Come si integrano i due percorsi?
Musica e narrativa sono due fronti del mio percorso artistico profondamente connessi e quasi inscindibili. Ho sempre scritto di ciò che suonavo e viceversa in una continua dialettica basata sul confronto fra queste due forme. Si tratta della mia personale risposta a una spinta creativa ineludibile che mi ha portato a mettere in relazione questi due mondi come fossero due strumenti al servizio della stessa storia, dello stesso scenario artistico e della stessa volontà di raccontare.
Come riescono i personaggi a convivere con questo lato oscuro?
Credo che ognuno di noi debba fare i conti con un qualche tipo di lato oscuro. Il più delle volte decidiamo di non aprire questo dialogo nel tentativo, spesso vano, di non alimentarli. Quando però il darkside si fa troppo ingombrante o diviene uno scomodo coinquilino della propria esistenza si fa inevitabile aprire con lui un confronto. Negarlo sarebbe a quel punto potenzialmente dannoso. Credo fermamente che solo nell’accettazione di sé e dei propri lati più scomodi, risieda la vera consapevolezza. Una consapevolezza salvifica e indispensabile a ricollocare i propri demoni, a dar loro un ruolo portandoli alla luce con le migliori intenzioni. Accettando di non poter essere altro da ciò che la natura ha scelto per noi possiamo quindi trovare anche la via per trasformare il nostro “lato oscuro” in un dono.

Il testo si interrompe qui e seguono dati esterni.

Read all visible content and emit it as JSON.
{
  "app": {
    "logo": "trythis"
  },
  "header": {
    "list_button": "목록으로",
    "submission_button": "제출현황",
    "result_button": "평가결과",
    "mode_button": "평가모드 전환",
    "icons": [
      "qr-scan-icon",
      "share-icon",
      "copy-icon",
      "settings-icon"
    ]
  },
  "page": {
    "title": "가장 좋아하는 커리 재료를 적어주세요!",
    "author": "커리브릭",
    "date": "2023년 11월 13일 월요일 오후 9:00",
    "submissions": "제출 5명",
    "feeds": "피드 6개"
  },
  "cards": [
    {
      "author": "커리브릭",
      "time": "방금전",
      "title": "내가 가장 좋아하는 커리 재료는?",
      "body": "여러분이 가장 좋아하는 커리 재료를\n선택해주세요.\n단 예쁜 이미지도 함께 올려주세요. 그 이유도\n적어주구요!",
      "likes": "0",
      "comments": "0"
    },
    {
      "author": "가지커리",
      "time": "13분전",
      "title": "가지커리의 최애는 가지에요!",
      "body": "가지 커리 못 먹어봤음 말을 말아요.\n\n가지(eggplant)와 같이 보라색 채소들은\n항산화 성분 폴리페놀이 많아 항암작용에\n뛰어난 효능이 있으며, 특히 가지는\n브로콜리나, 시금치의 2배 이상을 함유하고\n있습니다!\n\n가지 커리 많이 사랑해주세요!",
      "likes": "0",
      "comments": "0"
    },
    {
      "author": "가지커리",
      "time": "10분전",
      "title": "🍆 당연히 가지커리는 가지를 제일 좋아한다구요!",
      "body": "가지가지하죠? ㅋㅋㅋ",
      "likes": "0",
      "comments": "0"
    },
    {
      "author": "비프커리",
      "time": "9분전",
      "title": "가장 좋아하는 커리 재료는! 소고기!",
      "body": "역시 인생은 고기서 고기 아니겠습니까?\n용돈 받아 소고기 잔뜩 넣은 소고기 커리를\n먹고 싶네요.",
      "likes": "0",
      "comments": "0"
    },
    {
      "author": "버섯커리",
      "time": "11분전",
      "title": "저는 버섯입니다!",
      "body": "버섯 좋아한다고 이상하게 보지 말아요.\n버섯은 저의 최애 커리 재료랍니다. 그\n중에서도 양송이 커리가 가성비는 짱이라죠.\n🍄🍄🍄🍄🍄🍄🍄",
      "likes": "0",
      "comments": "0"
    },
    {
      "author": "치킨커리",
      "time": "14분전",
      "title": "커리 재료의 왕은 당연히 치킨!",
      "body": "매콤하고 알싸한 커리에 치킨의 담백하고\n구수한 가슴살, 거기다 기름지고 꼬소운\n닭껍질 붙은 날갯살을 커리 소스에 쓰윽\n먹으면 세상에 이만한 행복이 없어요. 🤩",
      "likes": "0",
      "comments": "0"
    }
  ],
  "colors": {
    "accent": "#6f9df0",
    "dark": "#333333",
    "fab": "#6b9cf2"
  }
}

Con cosa devono confrontarsi i personaggi?
Una domanda dagli infiniti possibili risvolti alla quale posso rispondere sintetizzando quello che è un approccio generale. Una dinamica ben rappresentata dal movimento continuo tra il sé e l’altro da sé, tra il confronto con la propria interiorità (e i tempi suggeriti idealmente dalla stessa) e il mondo che attornia i personaggi (con il proprio differente timing). Credo sia inscrivibile in questo tipo di dualità ogni genere di confronto dentro il quale si avvicendano i personaggi del libro.
Perché Parigi, il lago sloveno di Bled, Vienna e Praga?
Sono tutti luoghi profondamente legati al mio percorso e rappresentano le coordinate dentro le quali ho vissuto in questi anni costruendo il nuovo lavoro. Disco e libro si muovono, in un costante gioco di autofiction, tra quelle città poiché le ho profondamente vissute. Allo stesso modo ho incontrato e conosciuto ogni personaggio del libro (seppur trasmutato in alcune caratteristiche per esigenze narrative) così come ho attraversato in prima persona una porzione significativa dei fatti narrati nel libro. Realtà e menzogna, vissuto e immaginato si avvicendano ininterrottamente in quello che è l’affascinante gioco dell’autofiction o, come mi piace definirlo, del “raccontarsi immaginando”.